The equipment used to identify proteins can assess several at a time in what can be a lengthy process and not involve all proteins in a sample. Smith’s group is working through the intact mass process to change that.

“The instrument picks the most abundant proteins and fragments them, but it doesn’t have time to fragment all proteins in a sample,” Schaffer said. “We developed software that takes intact mass observations and makes identifications based on that mass, which means that we don’t have to fragment the protein in this process.”

Schaffer pointed out that quantification is also key to the information gathered in this process.

“Diseased cells can have higher or lower numbers of specific proteoforms than healthy cells, and it’s important that we have an idea of what those counts should be,” she said.

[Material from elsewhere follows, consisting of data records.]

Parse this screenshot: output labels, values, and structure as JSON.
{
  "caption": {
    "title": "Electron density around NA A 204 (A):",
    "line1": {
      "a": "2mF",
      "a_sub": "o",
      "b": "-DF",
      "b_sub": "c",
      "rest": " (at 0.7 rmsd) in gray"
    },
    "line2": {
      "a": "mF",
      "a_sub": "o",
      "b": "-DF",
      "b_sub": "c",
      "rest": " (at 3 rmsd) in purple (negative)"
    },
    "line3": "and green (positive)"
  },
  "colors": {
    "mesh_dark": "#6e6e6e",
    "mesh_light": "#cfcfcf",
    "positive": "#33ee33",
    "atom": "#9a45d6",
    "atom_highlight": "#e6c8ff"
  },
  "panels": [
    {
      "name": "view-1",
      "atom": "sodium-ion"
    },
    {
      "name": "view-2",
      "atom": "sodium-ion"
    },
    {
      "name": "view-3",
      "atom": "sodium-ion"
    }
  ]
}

Currently, thousands of labs use bottom-up assessments of proteins and proteoforms, but only a couple hundred work with top-down analysis. Smith and his collaborators want to change that by helping others understand the benefits of top-down analysis and how elucidating the many proteoforms can lead to greater scientific knowledge and discoveries.


This research is funded by the National Institute of Health (NIH) through the National Institute of General Medical Sciences (R01GM114292, “Intact Proteoform Identification and Quantification”). Cesnik is supported by the NIH (U24CA199347) and by the Computation and Informatics Training Program (T15LM007359). Schaffer is supported by the Biotechnology Training Program (T32GM008349).